85 apps found with adware on Google Play, Windows introduces reserve storage, and Neiman Marcus settles its 2013 data breach.
Google Play has removed 85 fake apps from their store this week, all of them found to contain similar adware. Many of the apps claimed to be video channels or racing games, but by far the most popular was “Easy Universal TV Remote,” which had been downloaded over 5 million times. Together, all 85 fakes apps have been downloaded over 9 million times by users around the world.
Cybersecurity researchers discovered the adware family and tested every one of the 85 apps, finding little difference in the behavior of the malicious code. Once the fake app is installed and opened, it immediately displays a full-screen ad. When that ad is closed, the fake home screen of the app is shown with its call-to-action button (START, PLAY, etc.). Tapping the button triggers another full-screen ad. When that ad is closed, more app-related buttons are displayed, each triggering another full-screen ad. When that ad is closed, the fake app claims to be buffering, then it disappears, hiding its icon from the home screen. It then continues to run in the background, popping up full-screen ads on the device at regular intervals. Some of the apps also were found to monitor home screen action, popping up ads as soon as the device is unlocked.
In its next large rollout of Windows 10, Microsoft is issuing a fix to a problem that originated with its October 2018 update — namely, Windows Update not checking first if there is enough storage on the computer to handle its updates. The “fix” may not be good news to users with low-memory systems, however, because it entails reserving 7GB of the system’s own disk space to be used solely for update installation.

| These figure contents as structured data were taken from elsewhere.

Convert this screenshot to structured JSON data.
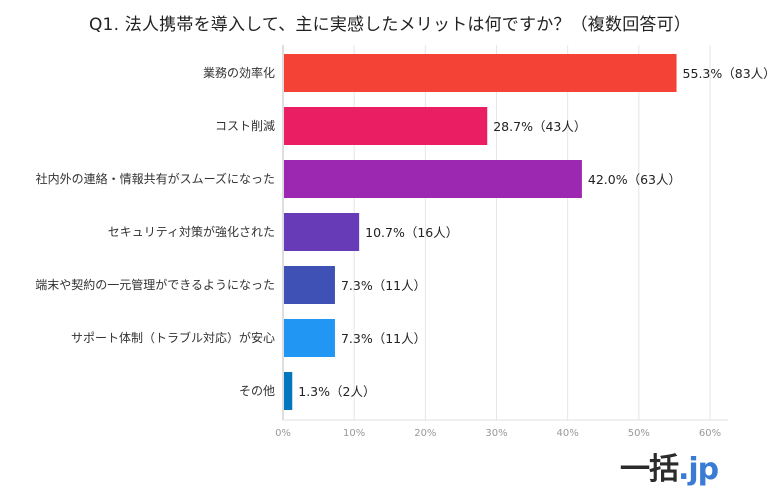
{
  "chart_data": {
    "type": "bar",
    "orientation": "horizontal",
    "title": "Q1. 法人携帯を導入して、主に実感したメリットは何ですか？（複数回答可）",
    "categories": [
      "業務の効率化",
      "コスト削減",
      "社内外の連絡・情報共有がスムーズになった",
      "セキュリティ対策が強化された",
      "端末や契約の一元管理ができるようになった",
      "サポート体制（トラブル対応）が安心",
      "その他"
    ],
    "values": [
      55.3,
      28.7,
      42.0,
      10.7,
      7.3,
      7.3,
      1.3
    ],
    "data_labels": [
      "55.3%（83人）",
      "28.7%（43人）",
      "42.0%（63人）",
      "10.7%（16人）",
      "7.3%（11人）",
      "7.3%（11人）",
      "1.3%（2人）"
    ],
    "colors": [
      "#f44336",
      "#e91e63",
      "#9c27b0",
      "#673ab7",
      "#3f51b5",
      "#2196f3",
      "#0277bd"
    ],
    "xlim": [
      0,
      60
    ],
    "xticks": [
      0,
      10,
      20,
      30,
      40,
      50,
      60
    ],
    "xtick_labels": [
      "0%",
      "10%",
      "20%",
      "30%",
      "40%",
      "50%",
      "60%"
    ],
    "grid": true,
    "xlabel": "",
    "ylabel": ""
  },
  "logo": {
    "kanji": "一括",
    "domain": ".jp"
  }
}
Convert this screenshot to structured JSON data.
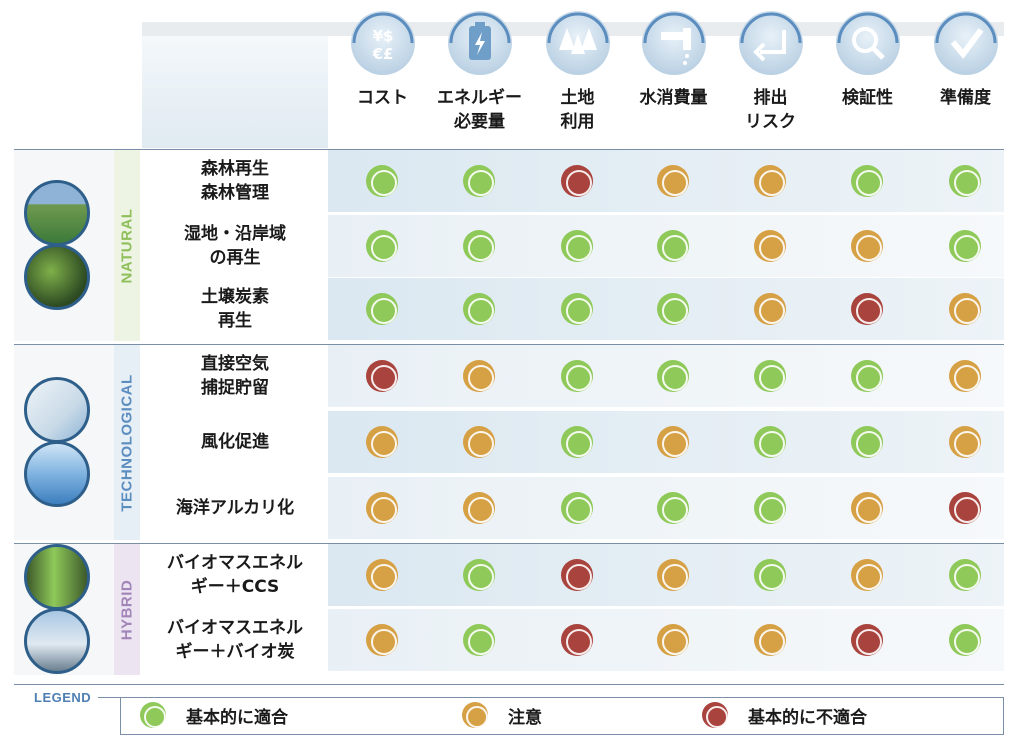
{
  "colors": {
    "good": "#8fc95a",
    "caution": "#d6a045",
    "bad": "#a9433d"
  },
  "columns": [
    {
      "label": "コスト",
      "icon": "currency-icon"
    },
    {
      "label": "エネルギー\n必要量",
      "icon": "battery-icon"
    },
    {
      "label": "土地\n利用",
      "icon": "trees-icon"
    },
    {
      "label": "水消費量",
      "icon": "faucet-icon"
    },
    {
      "label": "排出\nリスク",
      "icon": "return-arrow-icon"
    },
    {
      "label": "検証性",
      "icon": "magnifier-icon"
    },
    {
      "label": "準備度",
      "icon": "checkmark-icon"
    }
  ],
  "groups": [
    {
      "title": "NATURAL",
      "color": "#8fbf5a",
      "bg": "#eef4e4"
    },
    {
      "title": "TECHNOLOGICAL",
      "color": "#5b8dbf",
      "bg": "#e6eef6"
    },
    {
      "title": "HYBRID",
      "color": "#a285b8",
      "bg": "#ece4f1"
    }
  ],
  "rows": [
    {
      "label": "森林再生\n森林管理",
      "group": 0,
      "ratings": [
        "good",
        "good",
        "bad",
        "caution",
        "caution",
        "good",
        "good"
      ]
    },
    {
      "label": "湿地・沿岸域\nの再生",
      "group": 0,
      "ratings": [
        "good",
        "good",
        "good",
        "good",
        "caution",
        "caution",
        "good"
      ]
    },
    {
      "label": "土壌炭素\n再生",
      "group": 0,
      "ratings": [
        "good",
        "good",
        "good",
        "good",
        "caution",
        "bad",
        "caution"
      ]
    },
    {
      "label": "直接空気\n捕捉貯留",
      "group": 1,
      "ratings": [
        "bad",
        "caution",
        "good",
        "good",
        "good",
        "good",
        "caution"
      ]
    },
    {
      "label": "風化促進",
      "group": 1,
      "ratings": [
        "caution",
        "caution",
        "good",
        "caution",
        "good",
        "good",
        "caution"
      ]
    },
    {
      "label": "海洋アルカリ化",
      "group": 1,
      "ratings": [
        "caution",
        "caution",
        "good",
        "good",
        "good",
        "caution",
        "bad"
      ]
    },
    {
      "label": "バイオマスエネル\nギー＋CCS",
      "group": 2,
      "ratings": [
        "caution",
        "good",
        "bad",
        "caution",
        "good",
        "caution",
        "good"
      ]
    },
    {
      "label": "バイオマスエネル\nギー＋バイオ炭",
      "group": 2,
      "ratings": [
        "caution",
        "good",
        "bad",
        "caution",
        "caution",
        "bad",
        "good"
      ]
    }
  ],
  "legend": {
    "title": "LEGEND",
    "items": [
      {
        "label": "基本的に適合",
        "rating": "good"
      },
      {
        "label": "注意",
        "rating": "caution"
      },
      {
        "label": "基本的に不適合",
        "rating": "bad"
      }
    ]
  }
}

Currently, if the user’s computer does not have enough storage, Windows will install the updates anyway, but then display an error message upon relaunch. The reserved storage feature will allow all updates to install smoothly without error. Windows will also use the reserved storage space for temporary files. While users won’t be able to remove the reserved storage feature, they will be able to adjust the amount of storage reserved.
A data breach that occurred in 2013 at Neiman Marcus was finally settled, and the retailer will be paying out to about 40 states a sum total of $1.5 million. In addition, the company must adhere to a code of stricter security standards in its handling of customer payment info. The breach had occurred over the course of several months and involved 77 Neiman Marcus department stores. About 370,000 payment cards are believed to have been compromised, with at least 9,200 of them having reportedly been used fraudulently.
“While $4 per payment card compromised may seem insignificant,” explains Avast security evangelist Luis Corrons, “the total cost of a hack like this usually is much bigger. For example, the data breach suffered by Target that same year affected 40 million credit and debit cards, and the settlement was $18.5 million. However, Target recognized that the total cost of the data breach has been a staggering $202 million.”